As much as he loved life on cruise ships, he spent much of his first marriage sailing around Asia, while his wife was back in Bermuda. The long distance destroyed their marriage.
He divorced, and married his second wife Marlene 14 years ago.
“She sells fractional ownership for hotels such as Rosewood Tuckers Point and the Reefs,” he said. “She does very well. To get her clients to buy into Bermuda, she sends them to Fourways to hear me play. I serenade them with this beautiful, romantic music, and they buy.”
He joked that the only downside was that his wife did not give him a commission.
One of his first gigs on the island was playing the piano at The Carvery on Reid Street in Hamilton.
“It was located above The Red Carpet,” he said. “The first person I met when I played there was Gita Blakeney.”
They have performed together many times since.
For many years, he has helped music promoter and musician Wendell “Shine” Hayward organise International Jazz Day in Bermuda.
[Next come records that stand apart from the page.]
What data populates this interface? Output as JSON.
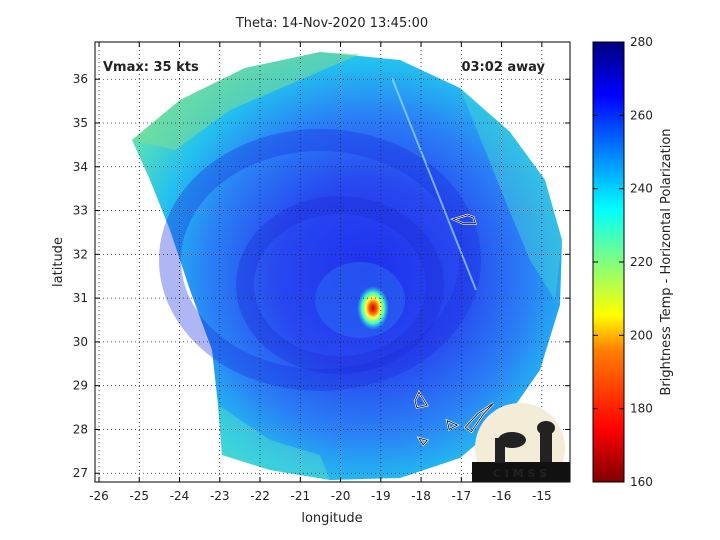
{
  "chart_data": {
    "type": "heatmap",
    "title": "Theta: 14-Nov-2020 13:45:00",
    "xlabel": "longitude",
    "ylabel": "latitude",
    "xlim": [
      -26.1,
      -14.3
    ],
    "ylim": [
      26.8,
      36.85
    ],
    "xticks": [
      -26,
      -25,
      -24,
      -23,
      -22,
      -21,
      -20,
      -19,
      -18,
      -17,
      -16,
      -15
    ],
    "yticks": [
      27,
      28,
      29,
      30,
      31,
      32,
      33,
      34,
      35,
      36
    ],
    "grid": true,
    "annotations": {
      "vmax": "Vmax: 35 kts",
      "timing": "03:02 away"
    },
    "colorbar": {
      "label": "Brightness Temp - Horizontal Polarization",
      "range": [
        160,
        280
      ],
      "ticks": [
        160,
        180,
        200,
        220,
        240,
        260,
        280
      ]
    },
    "features": {
      "storm_center": {
        "lon": -19.2,
        "lat": 30.8,
        "min_temp": 185
      },
      "land_outlines": [
        {
          "name": "island-1",
          "points": [
            [
              -16.85,
              32.9
            ],
            [
              -16.7,
              32.85
            ],
            [
              -16.65,
              32.7
            ],
            [
              -16.95,
              32.7
            ],
            [
              -17.2,
              32.8
            ]
          ]
        },
        {
          "name": "island-2",
          "points": [
            [
              -18.05,
              28.85
            ],
            [
              -17.85,
              28.55
            ],
            [
              -18.1,
              28.5
            ],
            [
              -18.15,
              28.65
            ]
          ]
        },
        {
          "name": "island-3",
          "points": [
            [
              -17.35,
              28.2
            ],
            [
              -17.1,
              28.1
            ],
            [
              -17.3,
              28.0
            ]
          ]
        },
        {
          "name": "island-4",
          "points": [
            [
              -16.9,
              28.05
            ],
            [
              -16.6,
              28.35
            ],
            [
              -16.2,
              28.6
            ],
            [
              -16.45,
              28.35
            ],
            [
              -16.75,
              27.95
            ]
          ]
        },
        {
          "name": "island-5",
          "points": [
            [
              -18.05,
              27.8
            ],
            [
              -17.85,
              27.75
            ],
            [
              -17.95,
              27.65
            ]
          ]
        }
      ]
    }
  },
  "logo": {
    "text": "C I M S S"
  }
}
This year Mr Bari suggested they do something to honour famed jazz pianist Duke Ellington.
“It is his 125th birthday on April 29,” Mr Bari said. “The next thing I knew Shine called me up and said they would be honouring me also. I said, what?”
Mr Bari will be recognised for his contributions to local music on April 29 at the Hamilton Princess & Beach Club in the Princess Room, as part of Tribute to Duke Ellington. Tickets are $150 each, available at www.bdatix.bm.
When Mr Bari is not performing, he loves playing golf or tennis.
“We have a camaraderie of mates, and we play together every Monday at Belmont Hills,” Mr Bari said. “Then we go to Divots and have lunch.”
He has absolutely no thoughts of retirement. “I will be dead on the piano,” he joked.